Update: Yeah, so I sort of went on a brief EL&U vacation about a week after I started this topic, and forgot about it when I came back. Any last feedback before we push this live? I've changed Names to Naming as per @nohat's answer to this question, and dropped the reference to Literature.SE, which closed a few weeks ago.
If you visit the EL&U faq, at the very top, there's a list of what on-topic and off-topic on our site.
However, this list is getting a bit awkward (at least in my opinion), and two items especially (Problems encountered by people learning English and How to improve my English) can seem contradictory to those who are not familiar with our site. I therefore propose a revision that is meant to not change the actual site scope, but instead one that is merely meant to clarify:
- Word usage and choice
- Etymology (history of words' development)
- Dialect differences
- Pronunciation (phonetics and phonology, dialectology)
- Spelling and punctuation
- Proofreading ("are there any mistakes?"), unless the source of concern is clearly specified
- Writing advice or critique requests (see Writers.SE instead—note critique requests must meet their criteria)
- Translation and non-English languages
- Naming, including naming programming variables/classes
- English literature
- Jokes that do not rely on the English language
[English language resources?]
Changes to the on-topic list
The on-topic scope is mostly the same; I separated grammar only because I felt it deserved its own bullet point. The only real change I made on that list was dropping Problems encountered by people learning English, since basic questions are generally welcome on any SE site (if we want to establish minimum requirements for ESL questions, that's not within the scope of this question).
Changes to the off-topic list
The off-topic question list, on the other hand, did not escape as unscathed as the other list.
Proofreading has been clarified. Foreign language questions that are posted tend to deal with translation, so that has been given more emphasis.

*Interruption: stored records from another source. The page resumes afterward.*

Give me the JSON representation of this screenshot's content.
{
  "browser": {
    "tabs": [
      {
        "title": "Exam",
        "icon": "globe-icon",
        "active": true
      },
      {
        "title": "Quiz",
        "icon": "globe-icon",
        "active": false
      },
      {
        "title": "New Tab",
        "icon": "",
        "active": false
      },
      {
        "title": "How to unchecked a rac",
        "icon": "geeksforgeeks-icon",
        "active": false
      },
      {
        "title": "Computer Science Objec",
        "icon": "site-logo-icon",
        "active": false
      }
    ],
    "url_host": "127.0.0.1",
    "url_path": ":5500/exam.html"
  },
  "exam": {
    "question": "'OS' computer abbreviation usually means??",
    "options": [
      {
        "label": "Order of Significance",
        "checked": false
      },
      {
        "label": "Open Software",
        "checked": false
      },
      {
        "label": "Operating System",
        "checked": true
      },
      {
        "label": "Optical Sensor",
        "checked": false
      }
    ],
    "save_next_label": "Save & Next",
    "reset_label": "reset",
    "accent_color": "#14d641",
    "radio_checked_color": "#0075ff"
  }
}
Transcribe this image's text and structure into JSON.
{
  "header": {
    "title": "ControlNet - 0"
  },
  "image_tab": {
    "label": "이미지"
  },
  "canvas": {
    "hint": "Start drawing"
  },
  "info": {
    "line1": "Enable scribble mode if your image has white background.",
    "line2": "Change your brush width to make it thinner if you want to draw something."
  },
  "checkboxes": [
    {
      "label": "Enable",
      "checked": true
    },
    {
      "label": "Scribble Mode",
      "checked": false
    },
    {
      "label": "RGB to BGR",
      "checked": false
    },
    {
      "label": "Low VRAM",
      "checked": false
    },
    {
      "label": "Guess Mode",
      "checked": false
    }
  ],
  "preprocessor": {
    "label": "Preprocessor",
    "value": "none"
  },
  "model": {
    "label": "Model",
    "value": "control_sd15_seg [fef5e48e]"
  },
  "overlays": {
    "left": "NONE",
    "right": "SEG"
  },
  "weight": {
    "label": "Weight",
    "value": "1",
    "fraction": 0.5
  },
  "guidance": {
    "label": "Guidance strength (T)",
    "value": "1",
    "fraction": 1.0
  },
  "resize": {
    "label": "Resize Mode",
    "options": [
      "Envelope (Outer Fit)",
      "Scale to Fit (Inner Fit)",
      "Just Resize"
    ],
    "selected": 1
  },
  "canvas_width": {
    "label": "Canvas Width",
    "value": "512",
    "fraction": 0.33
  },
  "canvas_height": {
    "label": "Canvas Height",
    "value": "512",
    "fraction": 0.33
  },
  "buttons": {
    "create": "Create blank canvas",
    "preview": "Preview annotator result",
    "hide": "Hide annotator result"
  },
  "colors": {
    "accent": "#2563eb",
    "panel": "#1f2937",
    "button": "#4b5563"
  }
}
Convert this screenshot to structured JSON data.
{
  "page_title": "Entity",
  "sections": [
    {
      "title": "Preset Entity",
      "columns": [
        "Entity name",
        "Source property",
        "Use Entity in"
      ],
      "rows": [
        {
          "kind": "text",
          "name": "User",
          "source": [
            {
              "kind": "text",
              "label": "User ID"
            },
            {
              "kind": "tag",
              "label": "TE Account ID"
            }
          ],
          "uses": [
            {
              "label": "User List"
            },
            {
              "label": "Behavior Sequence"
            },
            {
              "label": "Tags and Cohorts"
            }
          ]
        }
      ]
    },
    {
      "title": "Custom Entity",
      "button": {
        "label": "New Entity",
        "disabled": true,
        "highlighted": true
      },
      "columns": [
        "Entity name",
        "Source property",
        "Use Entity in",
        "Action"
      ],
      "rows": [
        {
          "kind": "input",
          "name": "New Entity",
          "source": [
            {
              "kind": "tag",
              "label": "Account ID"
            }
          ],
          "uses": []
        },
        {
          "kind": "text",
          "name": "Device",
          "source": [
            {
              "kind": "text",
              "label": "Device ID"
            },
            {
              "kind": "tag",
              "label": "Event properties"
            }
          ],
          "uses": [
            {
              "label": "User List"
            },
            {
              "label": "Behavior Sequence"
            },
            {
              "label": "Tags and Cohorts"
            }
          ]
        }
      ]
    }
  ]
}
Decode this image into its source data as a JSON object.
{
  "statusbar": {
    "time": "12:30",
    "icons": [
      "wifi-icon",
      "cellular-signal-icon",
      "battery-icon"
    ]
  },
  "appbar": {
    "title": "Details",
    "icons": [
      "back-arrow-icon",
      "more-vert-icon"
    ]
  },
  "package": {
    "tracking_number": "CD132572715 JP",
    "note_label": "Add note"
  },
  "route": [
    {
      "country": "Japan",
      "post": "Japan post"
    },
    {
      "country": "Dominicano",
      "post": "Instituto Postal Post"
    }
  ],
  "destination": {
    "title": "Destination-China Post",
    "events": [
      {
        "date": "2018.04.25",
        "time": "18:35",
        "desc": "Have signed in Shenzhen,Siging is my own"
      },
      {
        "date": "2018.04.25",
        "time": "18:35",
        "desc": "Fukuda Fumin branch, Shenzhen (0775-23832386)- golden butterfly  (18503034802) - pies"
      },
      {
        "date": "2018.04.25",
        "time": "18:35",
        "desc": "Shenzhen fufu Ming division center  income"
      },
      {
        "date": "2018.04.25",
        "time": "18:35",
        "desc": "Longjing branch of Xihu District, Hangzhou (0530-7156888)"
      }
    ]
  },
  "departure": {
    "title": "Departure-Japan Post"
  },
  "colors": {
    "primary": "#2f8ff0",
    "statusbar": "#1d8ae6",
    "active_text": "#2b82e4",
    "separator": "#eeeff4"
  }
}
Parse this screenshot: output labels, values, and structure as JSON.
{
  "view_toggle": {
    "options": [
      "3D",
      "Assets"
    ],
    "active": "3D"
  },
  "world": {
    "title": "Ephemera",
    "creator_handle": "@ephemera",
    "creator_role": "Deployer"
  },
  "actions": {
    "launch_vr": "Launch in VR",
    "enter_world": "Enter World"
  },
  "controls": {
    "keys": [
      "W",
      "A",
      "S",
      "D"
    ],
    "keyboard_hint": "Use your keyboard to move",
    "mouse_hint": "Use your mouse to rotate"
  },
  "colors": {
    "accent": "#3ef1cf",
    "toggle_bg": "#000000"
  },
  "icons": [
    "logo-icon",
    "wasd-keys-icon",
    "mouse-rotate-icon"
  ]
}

I've also dropped How to improve my English, since that's extremely vague—most of those questions are not constructive or not a real question anyway, so little is lost there. The only exception that generally isn't covered is English language resources, which I'll discuss later.
Naming of programming variables/classes has been expanded to cover all naming, since it's not on-topic anyway, and I've also cleaned up the jokes entry. Grammar peeving has also been cut from the list since that's also not constructive.
The only uncertain entry that I extracted is the one concerning English language resources, and there has been no consensus (and little opinion) on whether those questions are on-topic or off-topic. For example, a meta answer asserting that they're off-topic received 0 votes in either direction.
Including deleted questions, 61% of questions tagged resources have been closed, but some of these, while closed as off-topic, should probably have been closed as not a real question, not constructive, or too localized. Those that remain on the site range in quality, from those which just barely survive to the exceptional1. I am not sufficiently persuaded that the community has made up its mind on resources yet, so if we do make these changes to the FAQ, I intend to leave the item off of both lists for the time being.
One last thing that is bold because I feel like having text in bold
My goal here is to attempt to clarify the FAQ. Have I done that? I'd like to make sure that I haven't made it worse before entering the change into the system, so please let me know.
1If you're wondering why this question hasn't been closed for being not constructive, there are several factors, including its age, the fact that we link to it in our faq, and the fact that we refer new users to it when they get questions closed as general reference, that keep it alive.